I had picked up yo-yoing the summer before. Adam showed me how, and we spent many late nights filming yo-yo antics with the family video camera. An edited version of that video sits on a shelf at home, and a copy of it sits in the Yomega Yo-yo Corporation Office. Yomega yo-yo’s were our favorite, and when we heard they were looking for someone to make their next video, we compiled our best stuff and sent it in. I’m still embarrassed to even think about the video. But we received two hundred free strings and two limited edition yo-yo’s for our troubles. The company even called us our freshman year of college to offer us a $24,000 a year job, but were both pursuing our education.

The first time I yo-yoed in public was middle school. It was after school, during a Science Olympiad meeting—rather appropriate. I was showing them my skills at Walk the Dog and Rock the Baby, tricks I could now easily do on my new Yomega yo-yo. It was a vast improvement from the AT&T yo-yo I found buried in the pantry.

But when high school came the yo-yo didn’t come with me. It took a full semester before I brought it with me. I started yo-yoing during lunch. After we finished lunch Dan, Brian and I would wonder the halls. As we walked around I’d toss my yo-yo. The bell would ring and we’d have ten minutes before class started. We’d stand outside the door, Dan and Brian leaning up against the wall, watching me yo-yo. Other classes were emptying, kids heading off to lunch, watching me yo-yo.

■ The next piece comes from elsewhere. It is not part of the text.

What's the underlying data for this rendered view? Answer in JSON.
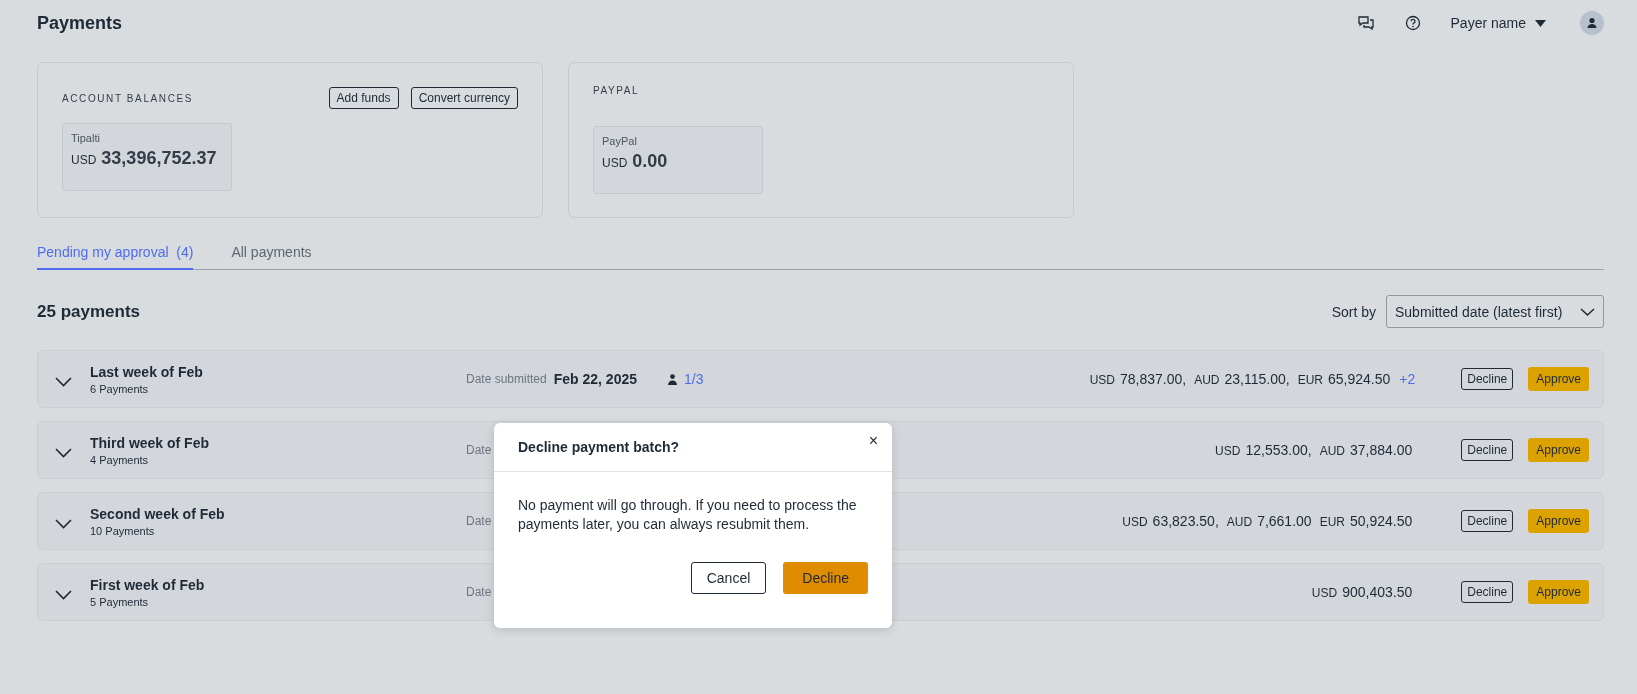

A dark skinned senior with round glasses and a letter jacket watched with his friends. Do that again, he’d say, and watch as I did the exact same trick and he’d be just as amazed. Before he headed off to class he told me that if anyone ever messed with me he’d take care of me.

And so my yo-yo career began. It was those vital minutes during lunch when I refined my yo-yoing skills. Everyone asks if I practice a lot. They think if you’re good at yo-yoing you have to be some dork who spends all his time yo-yoing. No, you just have to be a dork who takes his yo-yo anywhere he goes. And so I took it all the way to Chicago.